And yet, there are some Hollywood films that treat camels with respect and wonderment, even if they rarely get top billing.

For sheer beauty, nothing matches the scene in David Lean’s 1962 “Lawrence of Arabia” that introduces Omar Sharif’s Ali to Peter O’Toole’s Lawrence. On camelback, Sharif moves from the distance forward like a wavering, hallucinatory apparition against the wide-screen expanse of sand.

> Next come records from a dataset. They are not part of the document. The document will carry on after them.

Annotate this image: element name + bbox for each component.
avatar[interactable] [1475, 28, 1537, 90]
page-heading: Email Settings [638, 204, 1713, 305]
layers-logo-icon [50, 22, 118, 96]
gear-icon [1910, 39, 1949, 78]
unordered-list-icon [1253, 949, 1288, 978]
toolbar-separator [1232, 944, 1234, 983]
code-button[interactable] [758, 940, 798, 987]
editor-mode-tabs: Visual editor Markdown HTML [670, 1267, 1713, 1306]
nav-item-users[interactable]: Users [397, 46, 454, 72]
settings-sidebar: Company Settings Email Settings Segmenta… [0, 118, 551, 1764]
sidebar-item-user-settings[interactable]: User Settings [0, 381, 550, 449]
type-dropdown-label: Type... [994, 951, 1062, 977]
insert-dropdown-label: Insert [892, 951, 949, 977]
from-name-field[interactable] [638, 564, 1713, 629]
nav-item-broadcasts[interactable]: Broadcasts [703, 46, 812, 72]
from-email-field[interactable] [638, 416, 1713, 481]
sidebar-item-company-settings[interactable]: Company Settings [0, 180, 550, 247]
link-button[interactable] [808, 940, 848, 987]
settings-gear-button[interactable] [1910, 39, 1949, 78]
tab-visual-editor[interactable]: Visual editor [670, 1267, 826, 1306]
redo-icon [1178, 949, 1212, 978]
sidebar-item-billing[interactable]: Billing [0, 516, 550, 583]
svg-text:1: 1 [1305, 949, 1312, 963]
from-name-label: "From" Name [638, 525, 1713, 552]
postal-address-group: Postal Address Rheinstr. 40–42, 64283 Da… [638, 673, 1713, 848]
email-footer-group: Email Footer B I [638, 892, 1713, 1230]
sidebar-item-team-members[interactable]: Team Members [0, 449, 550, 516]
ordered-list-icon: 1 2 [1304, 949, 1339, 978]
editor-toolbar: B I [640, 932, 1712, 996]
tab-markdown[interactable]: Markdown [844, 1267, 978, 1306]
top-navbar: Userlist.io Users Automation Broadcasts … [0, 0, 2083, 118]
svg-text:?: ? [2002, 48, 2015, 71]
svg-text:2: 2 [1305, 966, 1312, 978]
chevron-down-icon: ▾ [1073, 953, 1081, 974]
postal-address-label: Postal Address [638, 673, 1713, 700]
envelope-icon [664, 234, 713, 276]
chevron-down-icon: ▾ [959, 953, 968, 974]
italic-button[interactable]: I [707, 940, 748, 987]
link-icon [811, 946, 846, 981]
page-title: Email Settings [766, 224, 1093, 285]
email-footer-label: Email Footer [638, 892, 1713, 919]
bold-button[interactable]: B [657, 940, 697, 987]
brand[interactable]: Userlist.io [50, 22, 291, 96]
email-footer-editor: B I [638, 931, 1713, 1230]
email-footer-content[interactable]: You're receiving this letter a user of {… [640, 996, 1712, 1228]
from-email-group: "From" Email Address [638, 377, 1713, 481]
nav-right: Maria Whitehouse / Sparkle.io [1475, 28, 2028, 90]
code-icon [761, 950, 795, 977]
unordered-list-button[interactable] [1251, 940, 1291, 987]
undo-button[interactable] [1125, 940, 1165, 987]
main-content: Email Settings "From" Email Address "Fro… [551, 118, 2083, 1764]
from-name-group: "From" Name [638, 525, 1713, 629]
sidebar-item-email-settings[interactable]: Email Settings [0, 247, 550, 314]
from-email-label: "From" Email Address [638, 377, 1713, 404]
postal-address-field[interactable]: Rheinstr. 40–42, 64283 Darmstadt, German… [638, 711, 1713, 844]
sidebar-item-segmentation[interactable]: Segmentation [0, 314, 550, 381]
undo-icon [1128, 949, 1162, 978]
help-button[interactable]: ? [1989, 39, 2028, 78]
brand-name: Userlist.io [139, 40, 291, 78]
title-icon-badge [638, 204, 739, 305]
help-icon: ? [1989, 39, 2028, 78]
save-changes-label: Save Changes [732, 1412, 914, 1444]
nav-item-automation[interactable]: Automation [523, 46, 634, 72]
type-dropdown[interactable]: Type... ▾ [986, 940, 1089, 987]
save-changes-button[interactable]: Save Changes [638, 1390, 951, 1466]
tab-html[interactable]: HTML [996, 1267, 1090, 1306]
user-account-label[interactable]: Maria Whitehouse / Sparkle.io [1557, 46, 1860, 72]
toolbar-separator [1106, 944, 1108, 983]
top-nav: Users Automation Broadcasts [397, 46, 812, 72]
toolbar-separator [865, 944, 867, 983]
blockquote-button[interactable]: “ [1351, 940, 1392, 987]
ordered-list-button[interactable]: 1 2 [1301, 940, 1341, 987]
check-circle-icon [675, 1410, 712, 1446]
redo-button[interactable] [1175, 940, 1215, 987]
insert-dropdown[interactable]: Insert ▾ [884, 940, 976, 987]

“Lawrence,” trying to stay true to the historical events upon which it is based, had its characters ride camels as confidently and naturally as soldiers would use horses in a Western. A promotional short, “The Camels Are Cast,” made while “Lawrence” was in production and included on the DVD, shows camel teams arriving in Maan, Jordan, hoping to be selected for the film. Some are from the Jordanian Desert Patrol. A narrator says the camels must be in perfect health and have personalities matching their owners’. “The fortunate ones selected will have a three-day trek across the baking desert bound for the capital city of Amman,” he also says.

Even the silly “Hawmps!,” loosely based by “Benji” creator Joe Camp on an actual experiment to create a U.S. Camel Corps, has some beautiful cinematography of camels riding into the sunset.

Then again, it also closes with a groaner that brings camel-movie humor to a new low. A caretaker on a camel farm complains because the barn is too far from the house: “Everyday, I walk a mile for these camels.”